I should add that in some places in Italy you will sometimes see cheese offered as a main course, after the pasta, not just a dessert course. Tourists have embraced the insalata caprese – fresh mozzarella with fresh tomatoes and fresh basil – as a starter course, but typically southern Italians would eat it as a second main course, or as a complete lunch. In some of the parts of central and northern Italy where pasta is eggy and rich and the red wine is very strong, people will sometimes order cheese for their only main course instead of meat. The Slow Food movement seems to be putting more cheese on restaurant menus, plus the inclination of some Italians to become vegetarians.
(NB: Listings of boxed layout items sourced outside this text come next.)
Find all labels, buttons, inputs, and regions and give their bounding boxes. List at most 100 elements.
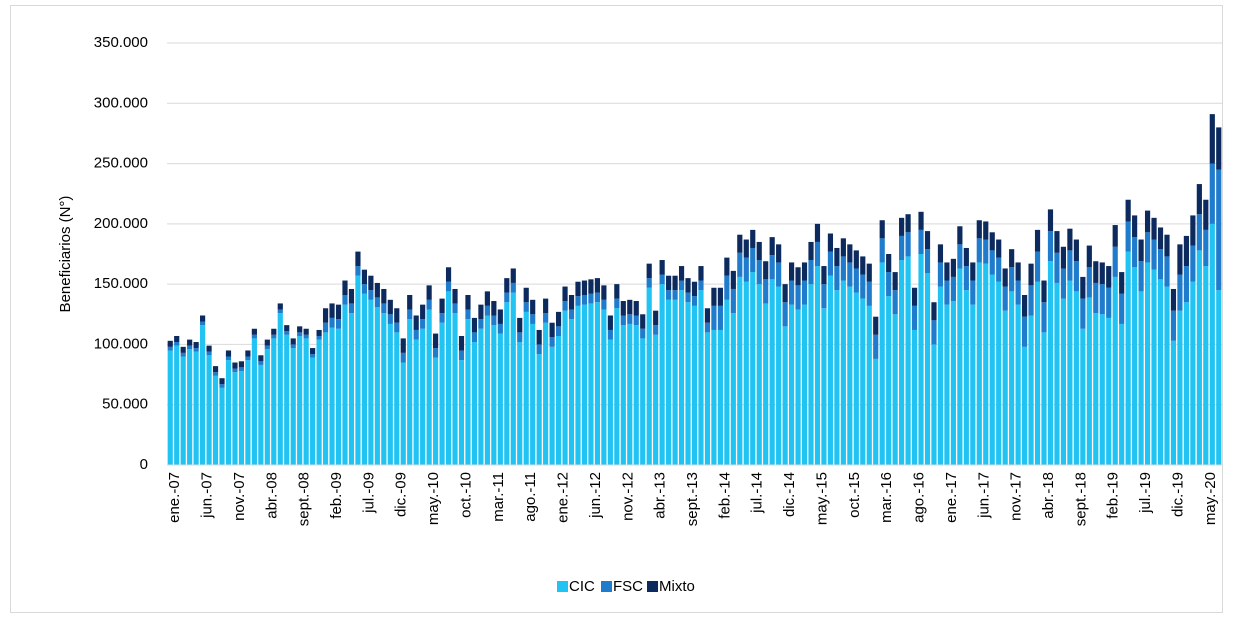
bar-segment [426,309,432,465]
bar-segment [342,280,348,295]
bar-segment [458,350,465,361]
bar-segment [200,325,206,465]
bar-segment [504,278,510,293]
bar-segment [879,220,885,239]
bar-segment [290,344,296,349]
bar-segment [1054,252,1060,283]
bar-segment [614,308,620,465]
bar-segment [225,360,232,465]
bar-segment [1177,310,1183,465]
bar-segment [238,361,245,368]
bar-segment [640,314,646,329]
bar-segment [640,338,646,465]
bar-segment [905,256,911,465]
bar-segment [1151,239,1157,270]
bar-segment [284,331,290,335]
bar-segment [1093,261,1099,283]
x-tick-label: feb.-19 [1105,472,1122,519]
bar-segment [853,250,859,269]
bar-segment [711,287,717,306]
bar-segment [653,334,659,465]
bar-segment [400,362,406,465]
bar-segment [737,276,743,465]
bar-segment [795,285,801,310]
x-tick-label: ene.-17 [943,472,960,523]
bar-segment [1216,290,1222,465]
bar-segment [568,309,575,320]
bar-segment [1009,291,1015,465]
bar-segment [530,314,536,324]
bar-segment [1054,231,1060,253]
bar-segment [251,338,257,465]
bar-segment [627,314,633,324]
bar-segment [1203,229,1209,267]
x-tick-label: dic.-19 [1169,472,1186,517]
bar-segment [484,305,490,316]
bar-segment [277,303,283,310]
bar-segment [860,274,866,299]
x-tick-label: nov.-12 [619,472,636,521]
bar-segment [834,266,840,291]
bar-segment [963,290,969,465]
bar-segment [316,339,322,465]
bar-segment [245,350,251,357]
bar-segment [523,302,529,312]
x-tick-label: dic.-09 [393,472,410,517]
bar-segment [653,325,659,335]
legend-label: FSC [613,578,643,595]
bar-segment [873,358,879,465]
bar-segment [225,350,232,357]
bar-segment [1196,250,1202,465]
bar-segment [1028,285,1034,316]
bar-segment [504,292,510,303]
bar-segment [957,268,963,465]
bar-segment [536,329,542,345]
bar-segment [840,238,846,257]
x-tick-label: jul.-14 [749,472,766,514]
bar-segment [1190,281,1196,465]
bar-segment [187,349,193,465]
bar-segment [769,279,775,465]
bar-segment [1151,269,1157,465]
bar-segment [659,284,665,465]
x-tick-label: jun.-07 [199,472,216,519]
bar-segment [588,279,594,294]
bar-segment [1216,127,1222,170]
bar-segment [368,290,374,300]
bar-segment [400,338,406,353]
bar-segment [840,280,846,465]
bar-segment [1002,286,1008,311]
bar-segment [776,262,782,287]
bar-segment [1209,163,1215,224]
bar-segment [420,328,426,465]
bar-segment [1138,261,1144,292]
bar-segment [581,280,588,295]
bar-segment [368,299,374,465]
bar-segment [724,257,730,276]
bar-segment [316,329,322,336]
bar-segment [1073,261,1079,292]
bar-segment [788,304,795,465]
bar-segment [1125,221,1131,252]
bar-segment [310,357,316,465]
bar-segment [271,334,277,339]
bar-segment [853,292,859,465]
bar-segment [258,361,264,365]
bar-segment [756,260,762,285]
x-tick-label: jun.-12 [587,472,604,519]
bar-segment [698,280,704,291]
bar-segment [795,309,801,465]
bar-segment [258,364,264,465]
bar-segment [691,305,698,465]
bar-segment [996,257,1002,282]
bar-segment [808,284,814,465]
bar-segment [769,255,775,280]
bar-segment [329,327,335,465]
x-tick-label: abr.-18 [1040,472,1057,519]
bar-segment [1138,291,1144,465]
bar-segment [536,344,542,355]
bar-segment [310,354,316,358]
bar-segment [1157,249,1164,280]
bar-segment [672,290,678,300]
bar-segment [1015,262,1021,281]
But you can go for quite some distance in many parts of Italy and not find much cheese, or that is being used only sparingly. A great deal of Italy is totally unsuited for grazing animals, and there is no great distribution system for cheeses within Italy (or much demand for non-local cheese but for what Eataly and the like is creating in big urban centers).
I wont deny the sterotype of food drenched in cheap cheese sure it exists everywhere. Tex Mex and Italian American are often great offenders but I would not place Florida as one of the US’s great dairy regions and cheese would not be on my list of expectations there. PA has some truly fine cheesemaking going on and it is often featured on local menus. Here in Philly at a decent restaurant I would be dissapointed with inferior cheese.
Oh “arsed” isn’t really unfriendly. It’s just a jokily modern alternative to “bothered”. The Queen was once caught on microphone saying to Prince Philip: “I can’t be arsed to cook tonight, let’s order a delivery pizza”.